Mrs Malik, who helped establish the scheme back in July 2013, continues to lead on many of the projects today and was approached by Wetherby-based Martin House to become a trustee.
She said it was ‘imperative’ that people understood the crucial role these local charities play for all communities and said herself, nor her husband, ever thought twice about taking on their new roles.
“It was by chance that we both actually got approached to apply to become trustees around the same time as each other and were subsequently accepted as well,” she said.
“We both want to raise the profile of the fantastic work these two charities do, who provide a lot of support to the South Asian communities, but don’t necessarily receive the same support back.”
Around 10,000 children each year are reportedly cared for at the Leeds General Infirmary Children’s Heart Surgery Unit, of which 25 per cent are from South Asian communities.
Mrs Malik added: “Charity starts at home and these two causes are right on our doorsteps and need help from volunteers to continue to provide the amazing work they do.

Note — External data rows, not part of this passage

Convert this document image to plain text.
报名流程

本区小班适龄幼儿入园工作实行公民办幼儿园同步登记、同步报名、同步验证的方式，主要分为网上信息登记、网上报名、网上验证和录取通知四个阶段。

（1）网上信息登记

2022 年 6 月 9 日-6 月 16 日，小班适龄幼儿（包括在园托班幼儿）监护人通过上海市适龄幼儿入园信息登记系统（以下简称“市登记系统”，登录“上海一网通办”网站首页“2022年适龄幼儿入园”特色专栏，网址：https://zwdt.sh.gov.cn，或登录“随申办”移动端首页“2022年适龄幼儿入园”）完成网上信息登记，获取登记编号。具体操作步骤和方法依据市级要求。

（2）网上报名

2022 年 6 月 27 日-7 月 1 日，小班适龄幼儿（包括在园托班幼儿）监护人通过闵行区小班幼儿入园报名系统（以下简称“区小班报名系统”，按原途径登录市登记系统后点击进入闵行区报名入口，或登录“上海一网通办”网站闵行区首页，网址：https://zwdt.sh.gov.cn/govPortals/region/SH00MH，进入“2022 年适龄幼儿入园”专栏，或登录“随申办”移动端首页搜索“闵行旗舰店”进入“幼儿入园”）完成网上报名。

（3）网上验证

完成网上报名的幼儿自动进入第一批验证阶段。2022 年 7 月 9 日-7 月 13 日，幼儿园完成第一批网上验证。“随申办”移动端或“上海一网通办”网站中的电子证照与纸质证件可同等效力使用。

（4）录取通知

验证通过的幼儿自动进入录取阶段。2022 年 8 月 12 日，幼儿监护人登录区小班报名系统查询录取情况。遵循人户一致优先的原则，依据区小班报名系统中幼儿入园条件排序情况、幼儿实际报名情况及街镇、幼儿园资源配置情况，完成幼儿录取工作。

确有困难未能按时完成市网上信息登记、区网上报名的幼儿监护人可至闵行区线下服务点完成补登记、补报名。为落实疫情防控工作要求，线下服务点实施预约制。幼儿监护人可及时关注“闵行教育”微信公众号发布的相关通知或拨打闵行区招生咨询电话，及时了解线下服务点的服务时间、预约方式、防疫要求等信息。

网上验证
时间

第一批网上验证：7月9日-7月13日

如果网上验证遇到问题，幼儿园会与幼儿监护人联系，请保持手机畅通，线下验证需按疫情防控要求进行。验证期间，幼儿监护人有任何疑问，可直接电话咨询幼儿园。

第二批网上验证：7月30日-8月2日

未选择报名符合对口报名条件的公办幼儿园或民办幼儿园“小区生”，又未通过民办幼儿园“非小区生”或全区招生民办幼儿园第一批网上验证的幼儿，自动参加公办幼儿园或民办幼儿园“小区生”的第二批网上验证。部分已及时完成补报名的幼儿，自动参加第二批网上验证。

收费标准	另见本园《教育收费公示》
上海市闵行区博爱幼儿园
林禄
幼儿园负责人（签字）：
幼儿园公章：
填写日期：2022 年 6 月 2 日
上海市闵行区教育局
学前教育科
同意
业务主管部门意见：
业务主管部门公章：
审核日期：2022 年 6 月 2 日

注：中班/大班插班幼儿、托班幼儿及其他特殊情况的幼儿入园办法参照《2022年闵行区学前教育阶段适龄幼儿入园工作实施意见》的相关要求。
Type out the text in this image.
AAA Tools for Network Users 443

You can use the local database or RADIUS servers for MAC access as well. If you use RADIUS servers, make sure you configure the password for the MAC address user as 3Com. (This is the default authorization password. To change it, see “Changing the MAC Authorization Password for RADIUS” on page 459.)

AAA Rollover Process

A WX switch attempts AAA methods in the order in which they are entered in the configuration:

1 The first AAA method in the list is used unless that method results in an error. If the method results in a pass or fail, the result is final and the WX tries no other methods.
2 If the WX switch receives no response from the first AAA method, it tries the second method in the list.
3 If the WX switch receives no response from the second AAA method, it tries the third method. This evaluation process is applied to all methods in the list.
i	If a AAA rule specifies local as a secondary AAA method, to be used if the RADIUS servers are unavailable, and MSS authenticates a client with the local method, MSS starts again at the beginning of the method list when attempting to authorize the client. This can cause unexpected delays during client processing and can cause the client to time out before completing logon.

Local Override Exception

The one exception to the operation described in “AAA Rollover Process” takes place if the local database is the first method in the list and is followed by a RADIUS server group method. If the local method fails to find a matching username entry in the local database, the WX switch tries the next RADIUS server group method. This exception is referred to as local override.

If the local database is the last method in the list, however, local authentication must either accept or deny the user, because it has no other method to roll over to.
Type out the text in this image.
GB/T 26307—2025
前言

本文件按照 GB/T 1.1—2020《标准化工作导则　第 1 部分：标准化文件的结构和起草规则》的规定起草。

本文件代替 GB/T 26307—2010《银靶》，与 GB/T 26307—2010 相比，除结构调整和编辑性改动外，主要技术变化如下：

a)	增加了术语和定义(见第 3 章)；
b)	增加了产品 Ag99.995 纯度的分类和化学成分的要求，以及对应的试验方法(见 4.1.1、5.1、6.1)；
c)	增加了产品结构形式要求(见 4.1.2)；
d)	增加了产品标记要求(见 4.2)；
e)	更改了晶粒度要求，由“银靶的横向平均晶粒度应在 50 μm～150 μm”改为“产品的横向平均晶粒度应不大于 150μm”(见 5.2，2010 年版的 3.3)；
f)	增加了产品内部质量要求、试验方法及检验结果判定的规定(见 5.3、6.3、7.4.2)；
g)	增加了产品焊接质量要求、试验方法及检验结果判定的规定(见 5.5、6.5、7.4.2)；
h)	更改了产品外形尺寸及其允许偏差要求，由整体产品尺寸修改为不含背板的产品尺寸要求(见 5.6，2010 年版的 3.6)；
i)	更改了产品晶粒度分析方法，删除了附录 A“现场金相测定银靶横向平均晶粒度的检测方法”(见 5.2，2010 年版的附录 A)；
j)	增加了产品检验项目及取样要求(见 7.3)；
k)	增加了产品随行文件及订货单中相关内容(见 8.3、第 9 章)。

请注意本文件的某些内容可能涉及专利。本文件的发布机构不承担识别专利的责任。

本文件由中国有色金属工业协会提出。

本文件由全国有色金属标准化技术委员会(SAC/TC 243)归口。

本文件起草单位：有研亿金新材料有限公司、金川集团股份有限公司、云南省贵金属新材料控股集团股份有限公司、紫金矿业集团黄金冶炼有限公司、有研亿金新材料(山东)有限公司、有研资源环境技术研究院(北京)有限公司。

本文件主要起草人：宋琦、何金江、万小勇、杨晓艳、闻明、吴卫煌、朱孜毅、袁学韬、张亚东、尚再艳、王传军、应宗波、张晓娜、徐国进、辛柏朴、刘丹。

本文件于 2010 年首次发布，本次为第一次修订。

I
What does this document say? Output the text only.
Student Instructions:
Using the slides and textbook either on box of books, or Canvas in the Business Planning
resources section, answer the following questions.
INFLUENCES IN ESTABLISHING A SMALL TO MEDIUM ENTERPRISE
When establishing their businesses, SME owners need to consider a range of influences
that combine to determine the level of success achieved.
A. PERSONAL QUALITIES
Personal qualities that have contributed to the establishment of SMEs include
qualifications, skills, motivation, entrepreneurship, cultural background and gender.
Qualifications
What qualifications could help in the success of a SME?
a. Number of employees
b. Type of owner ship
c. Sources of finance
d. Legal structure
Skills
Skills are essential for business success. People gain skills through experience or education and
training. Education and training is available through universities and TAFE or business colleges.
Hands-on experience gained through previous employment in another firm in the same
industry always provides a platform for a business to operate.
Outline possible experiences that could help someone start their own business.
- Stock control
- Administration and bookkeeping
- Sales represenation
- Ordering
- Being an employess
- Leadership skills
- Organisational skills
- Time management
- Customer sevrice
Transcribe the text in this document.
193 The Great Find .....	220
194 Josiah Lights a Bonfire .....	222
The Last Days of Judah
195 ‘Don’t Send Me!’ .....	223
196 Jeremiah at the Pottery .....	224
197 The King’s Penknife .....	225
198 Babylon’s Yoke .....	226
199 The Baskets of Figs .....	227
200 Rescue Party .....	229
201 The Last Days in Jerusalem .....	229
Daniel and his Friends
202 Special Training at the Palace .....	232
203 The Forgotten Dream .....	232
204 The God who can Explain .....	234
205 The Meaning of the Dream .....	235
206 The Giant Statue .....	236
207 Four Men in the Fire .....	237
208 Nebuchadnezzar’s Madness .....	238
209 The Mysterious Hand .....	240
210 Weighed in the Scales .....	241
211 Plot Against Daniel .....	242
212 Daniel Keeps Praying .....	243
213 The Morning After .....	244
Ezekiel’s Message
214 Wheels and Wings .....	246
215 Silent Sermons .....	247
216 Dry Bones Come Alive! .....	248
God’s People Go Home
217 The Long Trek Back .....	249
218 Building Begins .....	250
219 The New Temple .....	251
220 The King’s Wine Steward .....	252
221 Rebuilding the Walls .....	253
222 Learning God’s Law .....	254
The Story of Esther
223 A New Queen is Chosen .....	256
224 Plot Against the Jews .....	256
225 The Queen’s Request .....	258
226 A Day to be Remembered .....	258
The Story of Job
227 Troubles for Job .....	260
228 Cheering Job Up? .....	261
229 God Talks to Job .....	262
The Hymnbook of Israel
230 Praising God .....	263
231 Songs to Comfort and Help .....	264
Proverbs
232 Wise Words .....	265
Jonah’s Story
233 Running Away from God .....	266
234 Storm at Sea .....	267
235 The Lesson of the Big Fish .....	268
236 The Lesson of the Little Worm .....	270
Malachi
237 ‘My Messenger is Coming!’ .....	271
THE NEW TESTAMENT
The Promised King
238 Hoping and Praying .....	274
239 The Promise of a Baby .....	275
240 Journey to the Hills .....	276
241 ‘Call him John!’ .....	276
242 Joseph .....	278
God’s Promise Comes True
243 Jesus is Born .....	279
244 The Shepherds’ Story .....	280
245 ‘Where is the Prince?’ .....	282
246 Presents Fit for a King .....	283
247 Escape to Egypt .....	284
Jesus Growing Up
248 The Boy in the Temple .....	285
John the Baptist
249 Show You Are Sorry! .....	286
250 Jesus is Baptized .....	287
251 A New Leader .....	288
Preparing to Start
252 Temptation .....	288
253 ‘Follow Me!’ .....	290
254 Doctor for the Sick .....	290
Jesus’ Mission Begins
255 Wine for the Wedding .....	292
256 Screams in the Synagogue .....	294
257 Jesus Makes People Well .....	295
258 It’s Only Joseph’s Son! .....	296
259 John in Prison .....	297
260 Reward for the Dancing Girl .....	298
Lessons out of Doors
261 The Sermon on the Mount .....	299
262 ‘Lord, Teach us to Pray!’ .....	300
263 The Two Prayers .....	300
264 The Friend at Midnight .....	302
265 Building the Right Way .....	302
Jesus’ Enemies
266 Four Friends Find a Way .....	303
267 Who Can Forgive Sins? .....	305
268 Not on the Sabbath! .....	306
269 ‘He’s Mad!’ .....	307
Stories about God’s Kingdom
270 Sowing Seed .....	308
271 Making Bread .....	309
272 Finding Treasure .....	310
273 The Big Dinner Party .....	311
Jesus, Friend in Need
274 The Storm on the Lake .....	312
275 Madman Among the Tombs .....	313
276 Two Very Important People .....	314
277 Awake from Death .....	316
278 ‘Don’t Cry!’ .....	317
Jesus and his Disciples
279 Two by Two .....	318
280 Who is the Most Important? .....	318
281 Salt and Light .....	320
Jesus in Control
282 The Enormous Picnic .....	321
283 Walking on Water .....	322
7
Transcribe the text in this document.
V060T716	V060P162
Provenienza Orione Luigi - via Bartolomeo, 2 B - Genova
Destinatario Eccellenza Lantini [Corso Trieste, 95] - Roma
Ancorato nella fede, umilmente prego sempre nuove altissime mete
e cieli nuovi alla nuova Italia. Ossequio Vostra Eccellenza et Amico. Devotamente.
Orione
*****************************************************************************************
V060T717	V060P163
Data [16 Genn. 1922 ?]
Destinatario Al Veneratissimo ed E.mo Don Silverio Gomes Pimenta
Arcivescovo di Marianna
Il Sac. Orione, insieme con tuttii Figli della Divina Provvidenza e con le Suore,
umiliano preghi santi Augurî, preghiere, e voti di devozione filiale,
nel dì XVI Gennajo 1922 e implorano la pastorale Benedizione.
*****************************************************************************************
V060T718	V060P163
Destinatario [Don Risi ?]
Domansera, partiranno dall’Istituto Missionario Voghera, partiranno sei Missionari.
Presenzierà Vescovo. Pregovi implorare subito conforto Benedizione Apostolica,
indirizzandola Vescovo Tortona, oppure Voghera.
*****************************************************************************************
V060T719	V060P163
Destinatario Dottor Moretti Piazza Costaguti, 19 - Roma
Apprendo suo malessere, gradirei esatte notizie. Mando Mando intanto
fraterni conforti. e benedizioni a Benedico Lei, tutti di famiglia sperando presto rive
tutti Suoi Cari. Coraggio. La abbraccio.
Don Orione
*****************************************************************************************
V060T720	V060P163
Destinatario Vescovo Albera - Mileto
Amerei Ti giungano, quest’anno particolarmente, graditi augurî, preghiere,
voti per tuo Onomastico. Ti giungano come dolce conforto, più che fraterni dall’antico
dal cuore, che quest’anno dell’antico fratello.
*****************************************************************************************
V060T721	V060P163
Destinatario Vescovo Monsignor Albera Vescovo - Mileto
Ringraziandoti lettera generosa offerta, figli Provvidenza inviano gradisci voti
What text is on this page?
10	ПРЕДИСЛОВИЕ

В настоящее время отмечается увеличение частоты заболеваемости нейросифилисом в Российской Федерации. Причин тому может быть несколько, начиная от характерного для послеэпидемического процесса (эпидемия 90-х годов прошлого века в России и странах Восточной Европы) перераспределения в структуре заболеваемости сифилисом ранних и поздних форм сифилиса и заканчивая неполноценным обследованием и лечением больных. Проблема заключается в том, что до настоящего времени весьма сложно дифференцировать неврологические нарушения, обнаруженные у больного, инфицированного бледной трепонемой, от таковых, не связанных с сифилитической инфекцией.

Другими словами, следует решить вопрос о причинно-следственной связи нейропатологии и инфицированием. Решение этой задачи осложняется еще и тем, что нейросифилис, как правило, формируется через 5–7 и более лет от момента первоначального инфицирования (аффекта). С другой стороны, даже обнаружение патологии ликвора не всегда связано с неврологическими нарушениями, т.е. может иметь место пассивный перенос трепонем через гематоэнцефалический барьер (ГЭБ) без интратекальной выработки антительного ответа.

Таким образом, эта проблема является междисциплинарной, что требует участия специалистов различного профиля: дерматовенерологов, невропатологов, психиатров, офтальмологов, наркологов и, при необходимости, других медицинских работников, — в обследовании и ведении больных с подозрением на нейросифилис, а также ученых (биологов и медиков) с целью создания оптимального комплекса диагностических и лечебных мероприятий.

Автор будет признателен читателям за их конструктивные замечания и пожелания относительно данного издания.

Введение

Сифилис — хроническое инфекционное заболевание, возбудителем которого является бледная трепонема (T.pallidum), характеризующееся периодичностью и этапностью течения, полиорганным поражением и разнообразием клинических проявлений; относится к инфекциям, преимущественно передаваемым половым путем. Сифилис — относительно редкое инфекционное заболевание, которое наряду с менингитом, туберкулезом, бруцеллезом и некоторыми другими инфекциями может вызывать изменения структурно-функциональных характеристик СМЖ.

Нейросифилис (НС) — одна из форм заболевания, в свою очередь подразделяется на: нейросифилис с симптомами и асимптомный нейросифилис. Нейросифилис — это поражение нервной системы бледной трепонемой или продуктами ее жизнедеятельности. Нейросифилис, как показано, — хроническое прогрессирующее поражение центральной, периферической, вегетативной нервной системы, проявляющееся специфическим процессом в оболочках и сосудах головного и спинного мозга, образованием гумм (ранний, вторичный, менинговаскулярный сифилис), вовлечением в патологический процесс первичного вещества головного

“When you get involved with a charity such as Martin House you begin to see all the additional support services in place which are not seen from the outside. The human aspect they bring to the care is incredible and gives a whole family the best care possible during some of their hardest days.”
Mr and Mrs Malik added that it was not only monetary donations which they would like to see improve from South Asian communities, but the roles of volunteering as well.
The Give a Gift scheme is operated on a voluntary-basis and has helped to raise thousands of pounds for the two causes since its inception.
Mr Malik says he believes anyone can help the charities by giving up just a fraction of their time.
“There are so many ways to get involved with helping charities here at home, and in the role of trustees we are now hoping to cascade that message to different communities,” he added.
“The two charities are so important for so many families, so I would urge everybody to step forward and follow the Give a Gift example by helping in whatever capacity you can.”
Give a Gift was established as a way of allowing members of Leeds’ South Asian community to ‘give back to society’ and is led by the local Hamara Centre, with support of local mosques, businesses and education centres.